不要な心配



そうしてついに此処まで来た。

「あら?なんなのかしらこの物音…」

「なにか近づいてくる感じ…」

「!? 皆、絵から離れて!!」

地面から生えた植物が通路を塞いで4人を二つに別れさせる。
予め分かっていた私とメアリーは、少し先を一緒に先導して近くにいたからちゃんと一緒。
ギャリーとイヴはさっきまでいた人形の部屋の方に別けられている。

「リサ!メアリー!ふたりとも大丈夫!?」

「うん、こっちは平気。ギャリーとイヴは?」

「えぇ、大丈夫よ……それにしても
 
 なによ、これ…… 石でできてるの?
 これが邪魔でそっちに行けないわ
 どうしましょ……」

不安が隠せないイヴはギャリーの傍で泣きそうになっている。

「イヴ…さっきあそこの部屋で拾った鍵を持ってるよね」

「うん…」

「それ、貸してくれないかな?
 多分その鍵でそこの扉が開くと思うの。
 これを壊せる道具があるかもしれない。
 すぐ戻ってくるから待っていてくれる?」

 植物には人が入れる位の隙間はないが手だったら簡単に入るくらいのスペースがあった。

「でも2人だけじゃ危ないわよ。
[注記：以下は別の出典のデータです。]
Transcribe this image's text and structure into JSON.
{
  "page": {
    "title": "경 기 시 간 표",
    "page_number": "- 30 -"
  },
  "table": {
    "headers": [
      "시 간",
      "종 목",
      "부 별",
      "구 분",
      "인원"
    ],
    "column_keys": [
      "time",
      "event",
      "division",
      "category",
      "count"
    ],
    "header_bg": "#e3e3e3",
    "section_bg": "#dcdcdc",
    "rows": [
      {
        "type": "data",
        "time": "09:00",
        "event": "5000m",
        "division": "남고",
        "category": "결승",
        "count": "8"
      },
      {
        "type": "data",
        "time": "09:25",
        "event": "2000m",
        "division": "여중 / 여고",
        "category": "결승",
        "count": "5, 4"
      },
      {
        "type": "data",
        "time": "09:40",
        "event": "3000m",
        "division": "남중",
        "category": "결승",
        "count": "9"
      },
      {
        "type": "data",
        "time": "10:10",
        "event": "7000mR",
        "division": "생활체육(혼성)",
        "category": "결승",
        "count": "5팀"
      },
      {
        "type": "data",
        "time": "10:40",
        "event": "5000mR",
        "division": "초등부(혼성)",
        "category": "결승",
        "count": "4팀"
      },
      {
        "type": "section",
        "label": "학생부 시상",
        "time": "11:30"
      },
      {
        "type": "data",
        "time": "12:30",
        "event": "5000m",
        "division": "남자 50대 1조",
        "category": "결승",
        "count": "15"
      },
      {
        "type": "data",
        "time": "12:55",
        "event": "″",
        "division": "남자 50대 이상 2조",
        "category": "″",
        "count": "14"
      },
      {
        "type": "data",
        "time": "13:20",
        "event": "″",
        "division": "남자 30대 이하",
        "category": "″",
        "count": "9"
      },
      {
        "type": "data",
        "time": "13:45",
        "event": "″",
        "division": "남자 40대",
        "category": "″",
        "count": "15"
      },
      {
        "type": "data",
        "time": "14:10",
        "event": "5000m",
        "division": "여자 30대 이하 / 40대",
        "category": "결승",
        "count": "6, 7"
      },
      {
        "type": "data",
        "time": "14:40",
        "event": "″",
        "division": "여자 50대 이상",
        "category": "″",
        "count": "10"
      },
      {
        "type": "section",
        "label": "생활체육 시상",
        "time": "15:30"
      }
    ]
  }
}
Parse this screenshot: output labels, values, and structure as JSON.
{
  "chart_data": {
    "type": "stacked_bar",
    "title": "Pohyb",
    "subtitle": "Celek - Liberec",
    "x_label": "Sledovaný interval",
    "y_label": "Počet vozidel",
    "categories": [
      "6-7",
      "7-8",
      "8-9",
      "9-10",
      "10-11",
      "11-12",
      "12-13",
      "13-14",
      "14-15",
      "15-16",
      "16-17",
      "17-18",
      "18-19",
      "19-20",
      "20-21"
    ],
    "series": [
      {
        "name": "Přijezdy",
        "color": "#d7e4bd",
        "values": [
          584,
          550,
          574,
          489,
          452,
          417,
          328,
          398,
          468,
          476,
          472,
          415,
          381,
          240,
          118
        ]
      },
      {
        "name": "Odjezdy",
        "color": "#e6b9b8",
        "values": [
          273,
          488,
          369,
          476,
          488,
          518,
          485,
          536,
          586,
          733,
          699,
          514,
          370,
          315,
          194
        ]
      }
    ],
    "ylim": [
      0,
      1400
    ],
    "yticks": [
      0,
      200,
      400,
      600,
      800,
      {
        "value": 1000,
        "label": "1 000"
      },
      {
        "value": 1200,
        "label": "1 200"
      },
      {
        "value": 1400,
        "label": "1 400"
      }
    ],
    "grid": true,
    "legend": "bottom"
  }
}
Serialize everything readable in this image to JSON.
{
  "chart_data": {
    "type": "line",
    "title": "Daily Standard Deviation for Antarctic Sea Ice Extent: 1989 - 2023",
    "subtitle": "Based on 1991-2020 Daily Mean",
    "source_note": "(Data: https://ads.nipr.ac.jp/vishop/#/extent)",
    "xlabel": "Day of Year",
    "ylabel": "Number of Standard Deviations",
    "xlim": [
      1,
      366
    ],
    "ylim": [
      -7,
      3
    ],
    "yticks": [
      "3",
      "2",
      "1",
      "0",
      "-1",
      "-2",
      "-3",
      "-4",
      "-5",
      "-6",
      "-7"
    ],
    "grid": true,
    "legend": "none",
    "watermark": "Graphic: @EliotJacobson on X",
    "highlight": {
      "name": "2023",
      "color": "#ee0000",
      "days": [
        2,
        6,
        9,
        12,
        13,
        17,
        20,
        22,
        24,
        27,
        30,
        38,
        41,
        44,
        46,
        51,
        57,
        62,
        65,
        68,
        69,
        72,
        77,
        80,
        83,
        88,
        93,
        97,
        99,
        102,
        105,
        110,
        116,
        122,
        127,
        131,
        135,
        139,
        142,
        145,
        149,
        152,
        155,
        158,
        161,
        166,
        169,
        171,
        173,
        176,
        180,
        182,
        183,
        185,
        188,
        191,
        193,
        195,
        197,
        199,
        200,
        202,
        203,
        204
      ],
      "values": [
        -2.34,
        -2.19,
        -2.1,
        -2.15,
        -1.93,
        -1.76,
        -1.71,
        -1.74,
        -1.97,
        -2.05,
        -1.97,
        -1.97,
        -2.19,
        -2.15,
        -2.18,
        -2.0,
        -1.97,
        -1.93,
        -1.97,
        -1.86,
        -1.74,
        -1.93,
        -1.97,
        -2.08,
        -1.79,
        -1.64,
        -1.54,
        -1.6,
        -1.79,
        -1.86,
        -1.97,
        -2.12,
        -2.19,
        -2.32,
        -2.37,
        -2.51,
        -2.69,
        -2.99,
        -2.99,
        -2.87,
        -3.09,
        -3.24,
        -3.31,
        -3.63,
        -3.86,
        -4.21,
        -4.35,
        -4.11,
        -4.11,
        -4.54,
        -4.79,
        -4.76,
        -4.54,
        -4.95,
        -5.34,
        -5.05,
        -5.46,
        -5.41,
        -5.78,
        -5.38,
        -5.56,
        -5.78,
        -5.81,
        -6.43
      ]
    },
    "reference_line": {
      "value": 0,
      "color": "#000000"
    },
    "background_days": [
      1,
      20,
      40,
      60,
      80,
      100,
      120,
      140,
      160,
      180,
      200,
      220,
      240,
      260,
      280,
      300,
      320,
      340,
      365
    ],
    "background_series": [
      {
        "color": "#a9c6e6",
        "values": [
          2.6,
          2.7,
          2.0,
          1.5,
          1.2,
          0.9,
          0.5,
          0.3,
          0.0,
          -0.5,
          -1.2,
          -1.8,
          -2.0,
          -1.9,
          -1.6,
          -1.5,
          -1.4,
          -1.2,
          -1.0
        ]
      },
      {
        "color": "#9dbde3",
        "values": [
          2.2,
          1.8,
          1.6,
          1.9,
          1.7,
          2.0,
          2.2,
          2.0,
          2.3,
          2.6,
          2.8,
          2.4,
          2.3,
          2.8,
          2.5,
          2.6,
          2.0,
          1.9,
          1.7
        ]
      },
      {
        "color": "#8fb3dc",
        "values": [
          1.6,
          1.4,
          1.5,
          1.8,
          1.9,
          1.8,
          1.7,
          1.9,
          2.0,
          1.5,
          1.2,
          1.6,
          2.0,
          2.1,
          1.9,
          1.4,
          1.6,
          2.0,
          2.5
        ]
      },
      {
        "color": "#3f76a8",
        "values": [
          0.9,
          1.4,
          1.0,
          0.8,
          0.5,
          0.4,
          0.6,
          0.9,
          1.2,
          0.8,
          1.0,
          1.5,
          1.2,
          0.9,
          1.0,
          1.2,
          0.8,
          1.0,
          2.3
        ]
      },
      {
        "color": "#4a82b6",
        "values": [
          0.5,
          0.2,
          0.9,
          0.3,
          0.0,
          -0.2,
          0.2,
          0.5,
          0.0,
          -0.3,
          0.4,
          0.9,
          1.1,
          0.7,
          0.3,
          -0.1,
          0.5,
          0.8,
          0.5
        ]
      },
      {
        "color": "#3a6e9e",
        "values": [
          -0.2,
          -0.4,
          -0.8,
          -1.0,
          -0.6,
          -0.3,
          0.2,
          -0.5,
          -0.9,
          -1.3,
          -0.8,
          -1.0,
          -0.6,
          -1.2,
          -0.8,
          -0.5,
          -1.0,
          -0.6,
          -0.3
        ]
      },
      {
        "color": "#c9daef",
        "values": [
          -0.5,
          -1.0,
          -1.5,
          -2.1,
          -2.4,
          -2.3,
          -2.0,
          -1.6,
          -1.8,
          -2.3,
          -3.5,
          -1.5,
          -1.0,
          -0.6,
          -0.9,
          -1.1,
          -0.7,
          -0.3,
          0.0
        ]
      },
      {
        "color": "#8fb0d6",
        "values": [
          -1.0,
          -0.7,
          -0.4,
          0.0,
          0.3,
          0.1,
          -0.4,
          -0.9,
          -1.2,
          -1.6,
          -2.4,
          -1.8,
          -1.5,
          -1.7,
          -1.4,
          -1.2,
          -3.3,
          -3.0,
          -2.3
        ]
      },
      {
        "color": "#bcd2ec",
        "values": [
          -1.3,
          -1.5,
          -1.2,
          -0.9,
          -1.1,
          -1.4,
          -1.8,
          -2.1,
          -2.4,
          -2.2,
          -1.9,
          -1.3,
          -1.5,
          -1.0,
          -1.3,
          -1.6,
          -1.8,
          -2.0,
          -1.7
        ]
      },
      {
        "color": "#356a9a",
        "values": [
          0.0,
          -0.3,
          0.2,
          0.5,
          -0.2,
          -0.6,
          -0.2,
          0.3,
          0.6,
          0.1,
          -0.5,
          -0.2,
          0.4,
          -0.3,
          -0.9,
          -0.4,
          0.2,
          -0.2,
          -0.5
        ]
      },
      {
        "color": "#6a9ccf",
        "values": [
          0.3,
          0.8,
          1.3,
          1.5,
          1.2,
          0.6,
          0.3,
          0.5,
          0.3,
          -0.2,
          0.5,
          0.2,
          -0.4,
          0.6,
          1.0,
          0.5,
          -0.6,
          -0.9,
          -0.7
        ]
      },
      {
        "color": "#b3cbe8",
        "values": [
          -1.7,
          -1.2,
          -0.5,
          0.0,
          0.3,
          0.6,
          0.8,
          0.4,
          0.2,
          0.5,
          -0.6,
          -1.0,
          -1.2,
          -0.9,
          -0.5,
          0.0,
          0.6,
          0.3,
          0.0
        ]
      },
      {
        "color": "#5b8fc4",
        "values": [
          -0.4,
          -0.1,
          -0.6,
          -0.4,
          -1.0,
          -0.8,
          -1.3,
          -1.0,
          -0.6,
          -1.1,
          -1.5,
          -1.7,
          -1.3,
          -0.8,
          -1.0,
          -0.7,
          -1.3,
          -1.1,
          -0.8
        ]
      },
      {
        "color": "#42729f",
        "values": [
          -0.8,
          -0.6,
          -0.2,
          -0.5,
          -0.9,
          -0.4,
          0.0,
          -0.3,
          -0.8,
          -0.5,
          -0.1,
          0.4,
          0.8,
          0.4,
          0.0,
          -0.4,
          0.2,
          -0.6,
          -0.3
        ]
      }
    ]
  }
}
」

鍵を渡すべきか迷っているイヴに
ギャリーは心配して言葉をかける。

「大丈夫、他に方法もないし
 信じて。」

イヴは渋々鍵を手渡す。

「気をつけてね…」

「お願いだからちゃんと2人とも無事で帰ってきなさいよ」

何もなかったらすぐにここに戻ってくること
無理しないで危なくなってもここに戻ってくるのよっ
とか色々言われるけど
最後のはちょっと違うんじゃ。
戻ってきてもこれじゃあお互い助けられないじゃない。

「心配性だなぁ、ギャリーもイヴも。」


じゃあ、行ってくるよ。


私はメアリーの手をとり先へ進んでいった。

嘘をついたからかな、心がチクリと痛む。